Sony remains a distant third behind Samsung and LG in global market share, with Chinese makers TCL and Hisense nipping at its heels at four and five. The electronics and entertainment giant has actually been operating its television at a disadvantage for years, shuttering its own display factories in favor of buying the displays that go into its televisions...from Samsung and LG. While that is unlikely to change anytime soon, Sony does hold one very important card: a tremendous pipeline of inhouse content from the company's other divisions, Sony Pictures, Sony Music, and Sony Playstation. In fact, Sony has already begun outfitting select televisions with the beta of Playstation Now, the forthcoming cloud-based streaming game service, which includes a library of games playable without a Playstation console.
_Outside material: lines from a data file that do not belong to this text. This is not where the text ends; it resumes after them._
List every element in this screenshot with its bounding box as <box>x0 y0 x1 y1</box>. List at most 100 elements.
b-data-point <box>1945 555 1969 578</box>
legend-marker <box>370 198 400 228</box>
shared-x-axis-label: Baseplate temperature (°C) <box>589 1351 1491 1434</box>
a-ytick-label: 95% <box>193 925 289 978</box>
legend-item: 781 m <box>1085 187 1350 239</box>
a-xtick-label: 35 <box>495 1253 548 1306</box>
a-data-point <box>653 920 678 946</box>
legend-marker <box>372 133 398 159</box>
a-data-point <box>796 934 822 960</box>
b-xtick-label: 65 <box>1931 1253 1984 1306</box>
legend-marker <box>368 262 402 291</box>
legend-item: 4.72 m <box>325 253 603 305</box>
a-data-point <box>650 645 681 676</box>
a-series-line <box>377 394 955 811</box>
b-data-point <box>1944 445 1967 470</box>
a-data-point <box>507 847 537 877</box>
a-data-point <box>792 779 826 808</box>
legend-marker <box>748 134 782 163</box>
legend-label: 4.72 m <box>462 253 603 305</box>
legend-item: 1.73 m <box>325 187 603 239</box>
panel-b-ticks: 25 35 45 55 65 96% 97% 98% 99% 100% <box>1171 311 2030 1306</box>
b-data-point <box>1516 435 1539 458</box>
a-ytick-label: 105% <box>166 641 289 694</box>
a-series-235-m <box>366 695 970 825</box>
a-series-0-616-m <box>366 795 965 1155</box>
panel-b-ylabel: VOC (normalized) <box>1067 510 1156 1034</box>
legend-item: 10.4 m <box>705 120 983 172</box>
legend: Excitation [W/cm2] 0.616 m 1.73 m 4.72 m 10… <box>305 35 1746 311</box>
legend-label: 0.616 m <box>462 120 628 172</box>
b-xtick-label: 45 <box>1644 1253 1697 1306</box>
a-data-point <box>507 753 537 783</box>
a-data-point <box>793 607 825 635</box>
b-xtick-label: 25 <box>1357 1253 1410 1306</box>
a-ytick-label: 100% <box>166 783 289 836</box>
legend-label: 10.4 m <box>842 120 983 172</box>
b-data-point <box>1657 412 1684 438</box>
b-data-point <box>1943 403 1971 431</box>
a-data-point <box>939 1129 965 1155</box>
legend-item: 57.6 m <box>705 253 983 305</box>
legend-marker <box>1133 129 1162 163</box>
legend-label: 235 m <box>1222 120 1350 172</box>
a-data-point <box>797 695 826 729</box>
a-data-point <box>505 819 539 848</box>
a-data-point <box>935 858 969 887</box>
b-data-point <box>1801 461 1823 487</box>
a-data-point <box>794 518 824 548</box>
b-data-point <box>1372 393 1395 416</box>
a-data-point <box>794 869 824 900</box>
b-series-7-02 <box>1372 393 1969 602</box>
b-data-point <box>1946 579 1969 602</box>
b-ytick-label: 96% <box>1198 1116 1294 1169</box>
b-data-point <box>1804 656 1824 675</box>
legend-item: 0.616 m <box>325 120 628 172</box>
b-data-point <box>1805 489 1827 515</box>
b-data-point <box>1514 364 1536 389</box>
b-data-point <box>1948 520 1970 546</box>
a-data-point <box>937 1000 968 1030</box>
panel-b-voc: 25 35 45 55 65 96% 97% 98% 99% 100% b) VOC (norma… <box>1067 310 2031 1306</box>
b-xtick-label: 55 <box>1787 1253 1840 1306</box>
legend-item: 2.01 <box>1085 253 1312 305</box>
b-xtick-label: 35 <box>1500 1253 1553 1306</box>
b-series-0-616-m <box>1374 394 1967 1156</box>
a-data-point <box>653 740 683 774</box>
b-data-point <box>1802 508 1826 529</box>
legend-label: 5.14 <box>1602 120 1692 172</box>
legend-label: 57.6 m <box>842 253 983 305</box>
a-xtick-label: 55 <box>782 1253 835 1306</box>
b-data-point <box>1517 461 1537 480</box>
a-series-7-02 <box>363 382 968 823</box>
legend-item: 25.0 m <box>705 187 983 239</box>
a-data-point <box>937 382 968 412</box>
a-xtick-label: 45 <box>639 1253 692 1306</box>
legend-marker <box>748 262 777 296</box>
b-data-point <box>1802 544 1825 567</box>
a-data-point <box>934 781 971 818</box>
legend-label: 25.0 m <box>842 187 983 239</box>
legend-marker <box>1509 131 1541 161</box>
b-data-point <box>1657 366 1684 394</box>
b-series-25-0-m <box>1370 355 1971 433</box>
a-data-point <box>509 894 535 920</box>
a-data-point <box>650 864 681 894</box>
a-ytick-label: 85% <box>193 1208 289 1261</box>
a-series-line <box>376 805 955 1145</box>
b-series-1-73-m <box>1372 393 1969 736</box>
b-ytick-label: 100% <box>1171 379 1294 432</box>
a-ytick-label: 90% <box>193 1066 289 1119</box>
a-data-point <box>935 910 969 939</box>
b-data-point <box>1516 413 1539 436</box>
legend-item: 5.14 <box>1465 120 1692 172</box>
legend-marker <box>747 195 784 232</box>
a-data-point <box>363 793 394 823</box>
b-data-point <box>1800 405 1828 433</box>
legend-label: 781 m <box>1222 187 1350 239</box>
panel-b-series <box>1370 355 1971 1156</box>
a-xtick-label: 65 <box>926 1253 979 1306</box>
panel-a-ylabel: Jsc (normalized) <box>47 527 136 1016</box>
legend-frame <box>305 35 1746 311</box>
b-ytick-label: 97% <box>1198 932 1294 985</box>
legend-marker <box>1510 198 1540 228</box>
Back in April, I wrote about Sony's new 4K vision for the living room, which included an over-the-top menu system that allowed users to access content from other sources and devices, without needing to leave whatever they're viewing. I expect this menu system to be not only a interactive hub for your present content, but a marketing and retail portal for Sony content as well. Although, I'm left to wonder if that's what customers really want: yet another way for companies to sell to them. This menu system may just be a stop-gap, though, as another new development may shape Sony's future in the television business.
The dawn of Android TV
Next year will bring with it the first spate of televisions running Google's Android TV operating system, borrowed heavily from its mobile OS, of course, but adapted for large screen devices and promising a simplified experience, more befitting navigation of content for the living room. Philips, Sharp and Sony will be the first through the door with their new Android smart TV offerings for 2015. Sony seems to be placing a big bet on this burgeoning platform, as it will outfit its flagship Bravia models with the new OS, banking that the marriage of high picture quality and the capabilities of Google search and Google Cast (not to mention third party apps that will expand functionality in unforeseen ways) will be a winning formula.
Will it work?
Sony's multi-pronged approach to rejuvenate its television business is not without areas of concern. Those aforementioned Chinese television makers, TCL and Hisense (and you can throw Seiki into that discussion) are putting pressure on the more established brands with budget-friendly products of acceptable-to-good quality. And Android TV can't be a magic bullet if, by nature of being open-source, it will never be a proprietary Sony experience. Sony could certainly develop its own fork of the Android TV operating system, but the number of competitors hopping on the Android bandwagon will undoubtedly increase.
Can Sony's bold plan work? Sure. Will it? It's hard to say. But one thing's for certain: Sony's television division is in a better position now than in 2011, when the then-CEO appeared at a loss for answers. At least now, the company has a recognizable plan for success, and likely a few surprises in store that may disrupt other industries along the way.